Santo Domingo es un déjà vu de Caracas. La capital venezolana es una ciudad segregada por mundos sociales inconexos. Caminar por Altamira y La Castellana en el municipio del Chacao y despedir la tarde con un escocés en un bar de los hoteles Renaissance La Castellana, Cayena o el The Vip Lounge Caracas no tiene nada que ver con los apuros de vida en la zona obrera del Valle ni las agitaciones populares en Petare, El Cementerio, Coche y La Cota 905, conglomerados hacinados que sobreviven en la marginalidad y con los magros subsidios del Gobierno.
Los barrios de Santo Domingo y los de Caracas pudieran ser hermanados. En un momento impreciso de la comparación pierden sus diferencias. Y es que la pobreza venezolana es tan dominicana, que, si no fuera por el acento caraqueño, se sentiría como caminar por los espinosos vericuetos de Gualey, Capotillo o La Zurza.
Santo Domingo es una Caracas menos convulsa; sin su violencia ni penurias, pero zarandeada por los mismos fantasmas: informalidad, degradación ambiental y precariedades materiales. No pocos venezolanos residentes en el país presagian los riesgos de una ruptura parecida, de mantenerse los contrastes sociales que Santo Domingo exhibe con la misma soberbia con que sus galerías muestran las ofertas de Louis Vuitton. Han vivido y siguen atados a ese trauma. Algunos dicen que es cuestión de tiempo y de apatía. Los más viejos reviven la historia cuando Venezuela tenía dos clases sociales incomunicadas: los de arriba y los de abajo. Hoy las distancias se achican y las carencias se estandarizan en medio de una ciudad que conserva los nostálgicos perfiles de una bonanza perdida.
Vivo “en el interior” —como despectivamente suelen llamar los capitalinos a los paisanos de las provincias—. Esa condición me abre a juicios más fríos. He sido testigo de la asombrosa mutación urbana de Santo Domingo, una ciudad con un crecimiento vertical sin contención, que sorprende con proyectos inmobiliarios de lujo cada vez más atrevidos. Por más estimaciones que se hagan, los números no cuadran. Debajo de ese promontorio de torres late una incuantificable economía sumergida. El lavado apenas deja ver su luminoso rostro. En los últimos veinte años la economía dominicana ha revelado una relación desproporcionada con su capacidad para generar bienes y servicios. Crece así una riqueza postiza sustentada en fuentes no declaradas o subregistradas.
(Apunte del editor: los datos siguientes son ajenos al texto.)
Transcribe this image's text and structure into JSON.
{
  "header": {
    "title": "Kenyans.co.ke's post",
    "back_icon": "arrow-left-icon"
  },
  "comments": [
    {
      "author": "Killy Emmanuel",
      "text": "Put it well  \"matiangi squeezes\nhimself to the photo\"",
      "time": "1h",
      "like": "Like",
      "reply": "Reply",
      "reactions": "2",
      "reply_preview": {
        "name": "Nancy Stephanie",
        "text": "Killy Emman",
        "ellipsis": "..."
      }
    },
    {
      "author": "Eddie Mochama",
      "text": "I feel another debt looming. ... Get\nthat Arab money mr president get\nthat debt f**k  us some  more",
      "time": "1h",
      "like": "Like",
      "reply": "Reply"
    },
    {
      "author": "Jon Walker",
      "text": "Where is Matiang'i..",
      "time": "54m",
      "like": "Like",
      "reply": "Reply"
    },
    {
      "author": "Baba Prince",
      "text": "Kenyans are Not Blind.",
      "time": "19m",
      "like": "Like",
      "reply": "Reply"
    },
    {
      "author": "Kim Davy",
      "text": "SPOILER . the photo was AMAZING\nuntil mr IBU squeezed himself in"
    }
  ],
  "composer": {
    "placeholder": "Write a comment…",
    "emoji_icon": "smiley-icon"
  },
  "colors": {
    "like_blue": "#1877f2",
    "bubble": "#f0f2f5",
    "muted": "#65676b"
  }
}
El lavado, la evasión y la corrupción de Estado han convertido a Santo Domingo en la capital del consumo del Caribe. Una ciudad cada vez más cara, presumida y ostentosa. Pero ese aparente progreso no ha tocado las rancias estructuras de inequidad que le dan identidad a una de las sociedades más desiguales de Latinoamérica.
Hoy los nuevos ricos son veinte veces más que sus ancestros y abundan las nuevas fortunas de generación originaria. El Estado ha sido una fuente poderosa de riqueza: el empleo público es una lactancia costosa que da al traste con el mérito como retribución social y arrima el talento al desempleo.
La clase media, en desbandada, reinventa formas inéditas para estirar sus ingresos. Mantener vigencia social se hace cada vez más empinado. Una educación pública menesterosa en calidad, no en recursos, empuja a miles de jóvenes a prostituirse bajo los formatos más sutiles de prestación. Ya es socialmente aceptable que una universitaria pague su carrera gracias a la bondad de un “padrino” rico con la edad de su padre; que una mujer sin valor propio tenga que soportar la brutal agresión de un machote para ver comer a sus hijos; que una familia consienta a su hija menor ser “segunda base” para obtener una subvención carnal; que un joven tenga que hacer lo impropio para poder competir por las oportunidades que la misma sociedad le niega. Lo peligroso es cuando esa sociedad pierde tino para discernir su rumbo.
La capital crece al ritmo en que se distancia su gente. Aglutina mundos humanos insensiblemente paralelos. Ese albergue desigual para realidades tan ajenas propone una marca urbana descarnadamente promiscua. En su aire flota el aliento del hambre perfumado de Cartier; las calles que calzan el paseo de los Ferrari son las mismas que sudan el hedor húmedo a lubricante calcinado, fritura y sumideros trasnochados.
El lavado, la evasión y la corrupción de Estado han convertido a Sto. Dgo. en la capital del consumo del Caribe. Una ciudad cada vez más cara, presumida y ostentosa. Pero ese aparente progreso no ha tocado las rancias estructuras de inequidad que le dan identidad a una de las sociedades más desiguales de Latinoamérica.